As a professional -- as an employee or an entrepreneur, even as someone big like Azim Premji or Narayan Murthy, never forget to use your own two hands. If you stop using them, you will never get them back again. You may become a big person, but often use your two hands to do small thing like washing your clothes, or cleaning your room or polishing your shoes. I am very proud to tell you that I really love cleaning my own shoes. I find half an hour every week to clean my shoes. I tell myself if the IT industry were to go to dogs, I have an alternate profession.

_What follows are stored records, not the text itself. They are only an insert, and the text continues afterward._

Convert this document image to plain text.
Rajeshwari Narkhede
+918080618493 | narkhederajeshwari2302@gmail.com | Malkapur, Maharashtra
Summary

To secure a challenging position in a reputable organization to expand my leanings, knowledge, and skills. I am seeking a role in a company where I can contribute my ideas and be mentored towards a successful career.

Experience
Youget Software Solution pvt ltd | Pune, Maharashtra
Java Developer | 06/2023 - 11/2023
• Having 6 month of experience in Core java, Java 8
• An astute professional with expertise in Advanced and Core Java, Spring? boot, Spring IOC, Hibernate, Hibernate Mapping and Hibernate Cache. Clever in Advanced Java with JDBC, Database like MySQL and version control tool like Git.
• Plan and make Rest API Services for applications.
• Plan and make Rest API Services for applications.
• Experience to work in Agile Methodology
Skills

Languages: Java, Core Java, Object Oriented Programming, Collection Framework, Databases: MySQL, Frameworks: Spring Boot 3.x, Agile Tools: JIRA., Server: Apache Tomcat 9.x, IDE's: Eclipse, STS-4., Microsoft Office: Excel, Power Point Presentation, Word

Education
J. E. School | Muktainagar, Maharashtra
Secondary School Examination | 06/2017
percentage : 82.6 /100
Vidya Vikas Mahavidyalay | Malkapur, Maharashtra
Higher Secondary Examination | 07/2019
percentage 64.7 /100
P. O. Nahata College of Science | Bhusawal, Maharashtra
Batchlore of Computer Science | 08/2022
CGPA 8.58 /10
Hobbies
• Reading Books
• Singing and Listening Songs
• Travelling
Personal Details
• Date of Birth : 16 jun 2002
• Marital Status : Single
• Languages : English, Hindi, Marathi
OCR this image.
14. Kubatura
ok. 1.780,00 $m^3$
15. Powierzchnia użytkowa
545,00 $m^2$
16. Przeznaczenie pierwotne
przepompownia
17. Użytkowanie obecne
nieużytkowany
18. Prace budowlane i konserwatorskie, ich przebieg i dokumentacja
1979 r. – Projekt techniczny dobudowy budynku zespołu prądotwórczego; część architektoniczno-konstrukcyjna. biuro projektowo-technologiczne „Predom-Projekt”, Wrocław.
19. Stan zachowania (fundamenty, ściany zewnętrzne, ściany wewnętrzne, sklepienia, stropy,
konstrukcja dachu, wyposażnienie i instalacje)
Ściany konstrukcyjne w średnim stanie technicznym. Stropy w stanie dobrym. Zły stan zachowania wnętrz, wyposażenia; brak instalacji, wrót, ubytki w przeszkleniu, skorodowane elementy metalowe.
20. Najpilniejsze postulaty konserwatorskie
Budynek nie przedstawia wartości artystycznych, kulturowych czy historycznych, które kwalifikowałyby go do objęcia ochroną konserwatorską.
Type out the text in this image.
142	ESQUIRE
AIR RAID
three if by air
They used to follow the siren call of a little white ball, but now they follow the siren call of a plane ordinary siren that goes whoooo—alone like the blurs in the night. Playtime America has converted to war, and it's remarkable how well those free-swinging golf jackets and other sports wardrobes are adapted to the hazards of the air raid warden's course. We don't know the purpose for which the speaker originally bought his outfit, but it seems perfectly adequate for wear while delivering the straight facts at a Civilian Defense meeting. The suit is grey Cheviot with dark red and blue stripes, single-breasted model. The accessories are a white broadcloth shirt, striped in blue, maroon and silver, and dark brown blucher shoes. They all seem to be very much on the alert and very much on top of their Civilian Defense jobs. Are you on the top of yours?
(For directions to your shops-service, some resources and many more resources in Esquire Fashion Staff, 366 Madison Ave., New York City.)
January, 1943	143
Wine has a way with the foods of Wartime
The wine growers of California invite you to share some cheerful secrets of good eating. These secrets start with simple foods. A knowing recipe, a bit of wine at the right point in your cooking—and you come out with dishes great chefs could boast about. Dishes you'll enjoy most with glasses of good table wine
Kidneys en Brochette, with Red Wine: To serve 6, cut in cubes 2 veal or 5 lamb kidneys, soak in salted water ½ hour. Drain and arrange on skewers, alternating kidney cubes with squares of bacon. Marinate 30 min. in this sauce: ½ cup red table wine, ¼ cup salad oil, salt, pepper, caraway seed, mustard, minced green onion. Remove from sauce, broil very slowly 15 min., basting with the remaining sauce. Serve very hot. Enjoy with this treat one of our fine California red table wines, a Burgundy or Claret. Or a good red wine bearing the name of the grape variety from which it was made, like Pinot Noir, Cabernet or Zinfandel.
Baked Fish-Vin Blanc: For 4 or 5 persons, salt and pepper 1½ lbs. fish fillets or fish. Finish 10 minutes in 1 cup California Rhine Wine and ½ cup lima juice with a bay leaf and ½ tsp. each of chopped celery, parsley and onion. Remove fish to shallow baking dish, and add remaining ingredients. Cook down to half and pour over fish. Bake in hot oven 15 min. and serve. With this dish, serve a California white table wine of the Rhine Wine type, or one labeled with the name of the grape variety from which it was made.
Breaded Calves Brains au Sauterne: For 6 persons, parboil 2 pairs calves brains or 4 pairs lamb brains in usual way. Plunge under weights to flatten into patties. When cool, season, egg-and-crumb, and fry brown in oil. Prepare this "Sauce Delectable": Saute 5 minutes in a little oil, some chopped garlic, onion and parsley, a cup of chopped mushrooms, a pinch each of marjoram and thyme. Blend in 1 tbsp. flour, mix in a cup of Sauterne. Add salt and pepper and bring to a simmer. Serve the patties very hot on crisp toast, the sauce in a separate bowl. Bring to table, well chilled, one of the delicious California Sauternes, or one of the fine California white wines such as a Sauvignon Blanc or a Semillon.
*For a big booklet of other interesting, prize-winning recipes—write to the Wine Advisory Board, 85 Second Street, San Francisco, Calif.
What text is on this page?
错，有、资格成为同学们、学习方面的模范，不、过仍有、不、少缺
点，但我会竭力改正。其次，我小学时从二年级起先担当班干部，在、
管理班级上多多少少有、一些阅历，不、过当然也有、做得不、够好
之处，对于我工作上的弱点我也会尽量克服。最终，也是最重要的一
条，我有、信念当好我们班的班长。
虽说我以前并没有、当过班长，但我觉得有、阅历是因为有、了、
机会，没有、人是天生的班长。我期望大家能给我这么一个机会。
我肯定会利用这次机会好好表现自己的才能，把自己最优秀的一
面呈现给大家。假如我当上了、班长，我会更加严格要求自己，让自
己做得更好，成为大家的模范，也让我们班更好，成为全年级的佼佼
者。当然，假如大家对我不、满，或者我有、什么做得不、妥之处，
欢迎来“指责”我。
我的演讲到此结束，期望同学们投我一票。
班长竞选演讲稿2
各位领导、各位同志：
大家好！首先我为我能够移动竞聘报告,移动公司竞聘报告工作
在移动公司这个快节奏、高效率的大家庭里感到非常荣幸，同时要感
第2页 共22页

My last point is, be proactive in life. I have great respect for the founder director of IIIT Bangalore, Prof. S. Sadagopan. He told me about Sage Valmiki  who illustrated the thousand qualities needed to become a great king in the epic, Ramayana. One of the qualities is being Agrabhasi. When two people meet for the first time, there is always a millisecond gap between the two while raising their hands in a gesture of greeting. The one that raises the hand first, is the Agrabhasi;  this is the one who takes initiative in things, says hello first. Initiative is the sign of a true King. It  shows emotional security and self-confidence, it is the essence of being proactive.  Be the first to be nice, be first to be good, be first to ask a question and be the first to make up.

If you acquire the qualities I spoke about today, you would certainly cross the line of competence, of just a professional qualification and enter the exclusive zone of a true professional.

Thank you very much, good luck and god bless.

Subroto Bagchi is best known for co-founding MindTree in 1999 where he started as the Chief Operating Officer. MindTree is among India's most admired companies across industries. In 2008, Bagchi took on the role of Gardener at MindTree.

In this new role, Bagchi spends one-on-one time with the Top-100 leaders at MindTree on their “personal-professional” issues to expand leadership capacity and build readiness for taking MindTree into the billion-dollar league. In addition, Bagchi works at the grassroots by making himself available to its 45 Communities of Practice that foster organizational learning, innovation and volunteerism within the organization. Bagchi serves the Board of MindTree as Vice Chairman. 

He has written extensively in leading newspapers and magazines, and spoken at industry platforms and educational institutions the world over. His Businessworld column Arbor Mentis and Times of India column Times of Mind were widely read and discussed. Currently, he writes a column titled “Zen Garden” in Forbes India.

Bagchi is on the Board of Governors of the Indian Institute of Management, Bangalore.

Bagchi has authored three business best-sellers: The High Performance Entrepreneur, Go Kiss the World and The Professional as Penguin Portfolio books. 

Subroto Bagchi is on the board of IIIT bhubaneswar.